Climbing to the top of the rocks overlooking Vahaxtyl, T'Kalah shoved the end of the trident into a crack so that it supported the elf s corpse. He sat on a rock beside the dead man, popped his claws, and cut chunks from his unexpected feast.
T'Kalah shoved the gobbets of flesh into his mouth and swallowed them nearly whole. The blood scent in the water would draw other predators soon. Though the sharks knew better than to bother him, it was the little fish with all their darting around that annoyed him most. No matter how quickly he tried to eat a meal, they were always there scrounging for whatever they could get. He ate the soft parts first, knowing the little fish would go for those first as well.

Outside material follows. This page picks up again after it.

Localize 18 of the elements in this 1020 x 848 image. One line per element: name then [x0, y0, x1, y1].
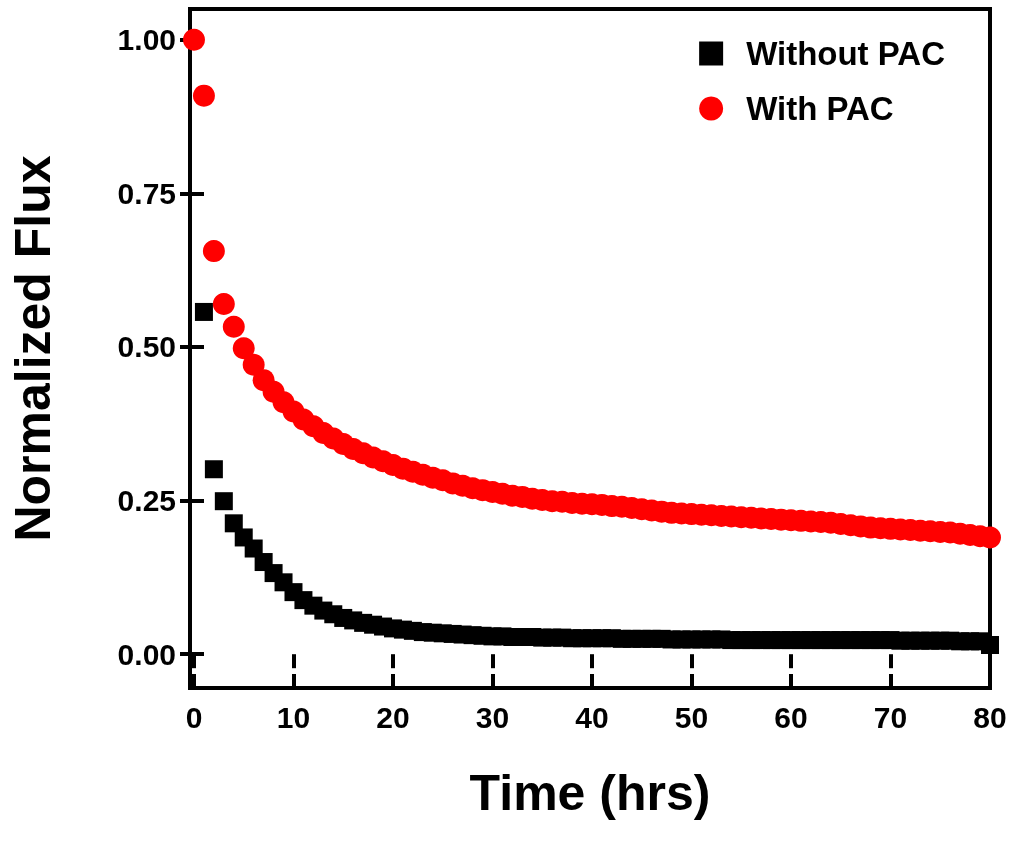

His lateral lines picked up the changes in pressure even though he didn't immediately recognize what it was. He did know it came from the direction of Vahaxtyl.
The city was built on a shelf of rock it shared with the volcano the surface dwellers called the Ship of the Gods. His people called it Cliitaan, Cursed Fire. Besides the changes in pressure, his delicate olfactory senses also picked up the stench of sulfur. Scents spread quickly in the water much as sound did. As he watched, a red glow seemed to center midway up the Ship of the Gods. It grew rapidly, turning redder.
T'Kalah watched, mesmerized, wondering if Sekolah had started a new current-one that would change his life.
Laaqueel lost her footing when Tarjana's prow slammed into the left side of the opening at the bottom of the Lake of Steam. Though the ship itself wasn't hurt by the collision, she was lifted from the deck and tossed into the current that hurled her toward the stern.
All around her, filling the tunnel the mudship plunged through, molten lava glowed orange-yellow. The heat crisped fish that had been unlucky enough to be sucked in after them. Her senses were moving so quickly that even while she was turning in the vicious current herself she could see the flesh peeling back from the fish while they still lived, baring the skeletons beneath.
Just as she thought she was lost forever and about to share a similar fate as the fish, a strong grip wrapped around her left ankle.
"I've got you, my priestess." Straining, the effort pulling horribly on Laaqueel's ligaments and muscles, Iakhovas drew her beside him. He kept her curled protectively in his arms when he returned her to the deck. "Are you well?"